Introduction & Context
Forced convection mass transfer involving a spherical geometry is a fundamental concept in chemical and process engineering. This calculation determines the mass transfer coefficient, which quantifies the rate at which a chemical species moves between the surface of a sphere and the surrounding fluid stream. This analysis is critical for designing equipment such as packed-bed reactors, spray dryers, and absorption towers, where the interaction between dispersed phases and continuous fluid phases dictates overall process efficiency and reaction kinetics.
Methodology & Formulas
The calculation follows a dimensionless analysis approach to determine the mass transfer coefficient (hm). The process begins by characterizing the flow regime and the fluid properties using the Reynolds number (Re) and the Schmidt number (Sc).
The Reynolds number represents the ratio of inertial forces to viscous forces, defined as:
\[ Re = \frac{V \cdot D}{\nu} \]
The Schmidt number represents the ratio of momentum diffusivity to mass diffusivity, defined as:
\[ Sc = \frac{\nu}{D_{ab}} \]
The Sherwood number (Sh), which represents the ratio of convective mass transfer to diffusive mass transfer, is calculated using the empirical correlation for flow over a sphere:
\[ Sh = 2 + 0.6 \cdot Re^{0.5} \cdot Sc^{1/3} \]
Finally, the mass transfer coefficient (hm) is derived from the Sherwood number and the molecular diffusivity:
\[ h_m = \frac{Sh \cdot D_{ab}}{D} \]
The validity of this empirical correlation is restricted to specific flow and transport regimes. The following table outlines the operational limits for the dimensionless numbers:
| Parameter |
Lower Bound |
Upper Bound |
| Reynolds Number (Re) |
3.5 |
80,000 |
| Schmidt Number (Sc) |
0.6 |
400 |
The Sherwood number (Sh) represents the ratio of convective mass transfer to the rate of diffusive mass transport. In the context of a sphere, it is dimensionless and serves as a measure of the efficiency of the mass transfer process at the surface. A higher Sherwood number indicates that convection is dominating the transport process, effectively thinning the concentration boundary layer around the sphere.

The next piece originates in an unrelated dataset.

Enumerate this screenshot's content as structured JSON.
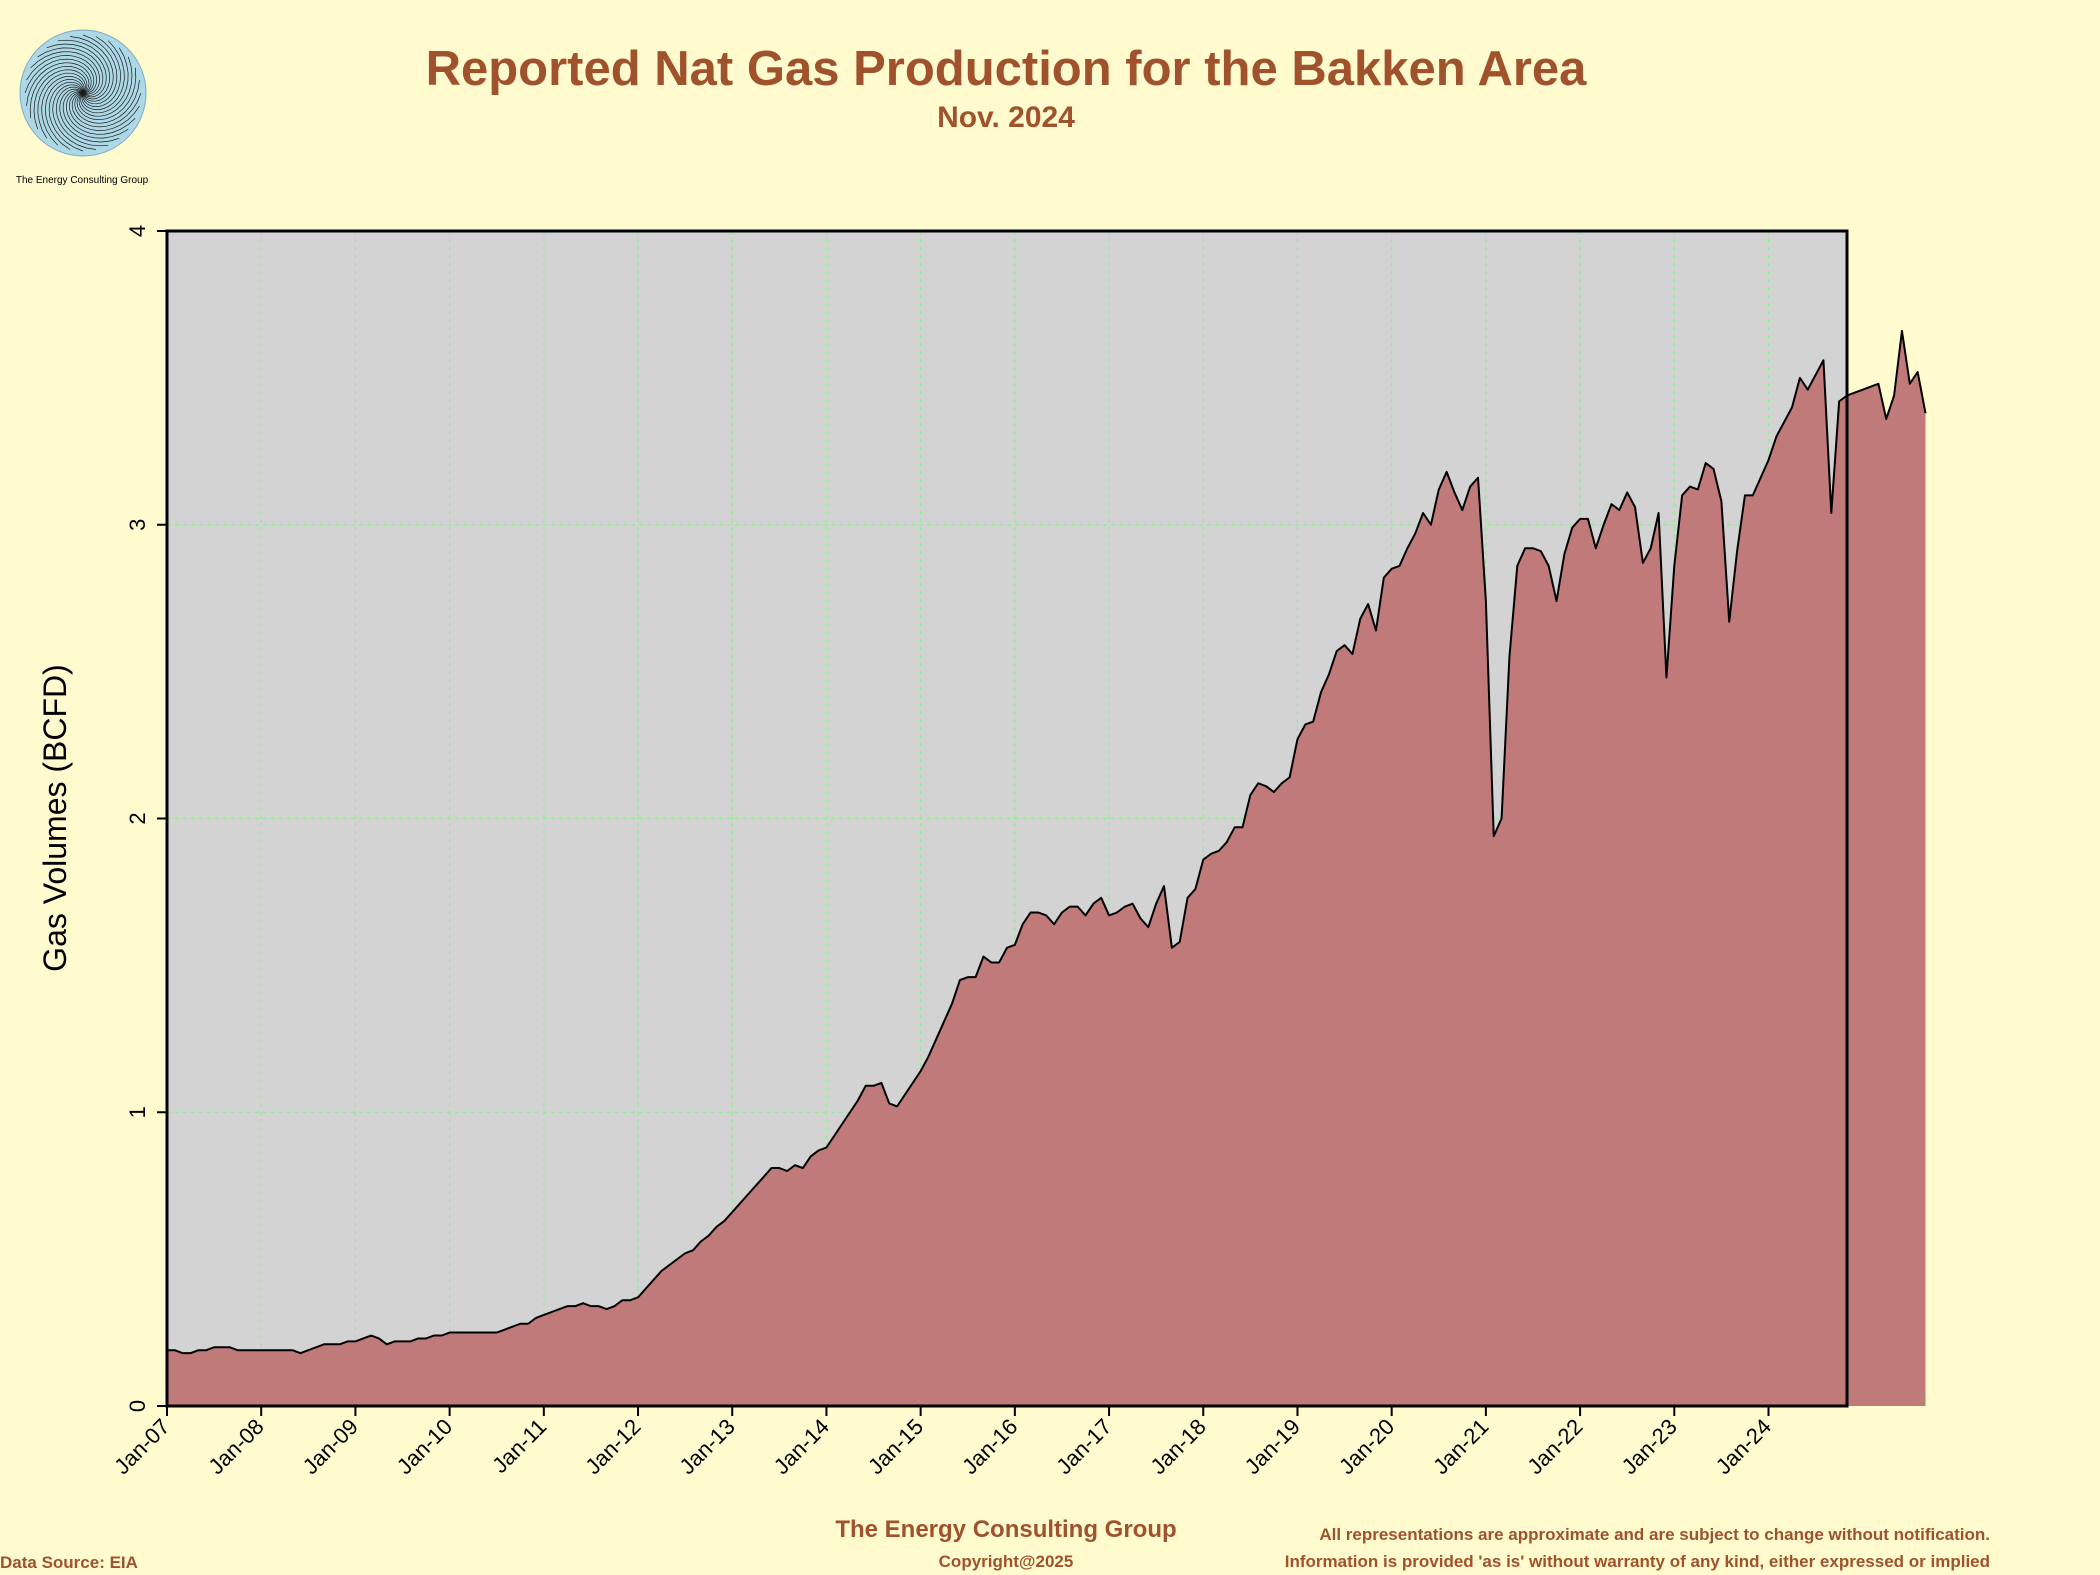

Worked Example: Forced Convection Mass Transfer from a Spherical Catalyst Pellet
In a chemical reactor design scenario, a spherical catalyst pellet with a diameter of 0.005 m is suspended in a flowing gas stream. To determine the rate of mass transfer, we must calculate the mass transfer coefficient under the given operating conditions.
Knowns:
- Diameter of sphere (Dm): 0.005 m
- Velocity of gas (Vmps): 2.0 m/s
- Temperature (Tcelsius): 25.0 degrees Celsius
- Kinematic viscosity (νm2s): 1.56e-05 m²/s
- Binary diffusion coefficient (Dab_m2s): 2.5e-05 m²/s
Step-by-Step Calculation:
- Calculate the Reynolds number (Re) to characterize the flow regime:
\[ Re = \frac{V \cdot D}{\nu} = \frac{2.0 \cdot 0.005}{1.56 \times 10^{-5}} = 641.026 \]
- Calculate the Schmidt number (Sc) to relate momentum and mass diffusivity:
\[ Sc = \frac{\nu}{D_{ab}} = \frac{1.56 \times 10^{-5}}{2.5 \times 10^{-5}} = 0.624 \]
- Determine the Sherwood number (Sh) using the Ranz-Marshall correlation for a sphere:
\[ Sh = 2 + 0.6 \cdot Re^{0.5} \cdot Sc^{0.333} \]
\[ Sh = 2 + 0.6 \cdot (641.026)^{0.5} \cdot (0.624)^{0.333} = 14.981 \]
- Calculate the mass transfer coefficient (hm):
\[ h_m = \frac{Sh \cdot D_{ab}}{D} = \frac{14.981 \cdot 2.5 \times 10^{-5}}{0.005} = 0.075 \text{ m/s} \]
Final Answer: The mass transfer coefficient for the spherical catalyst pellet is 0.075 m/s.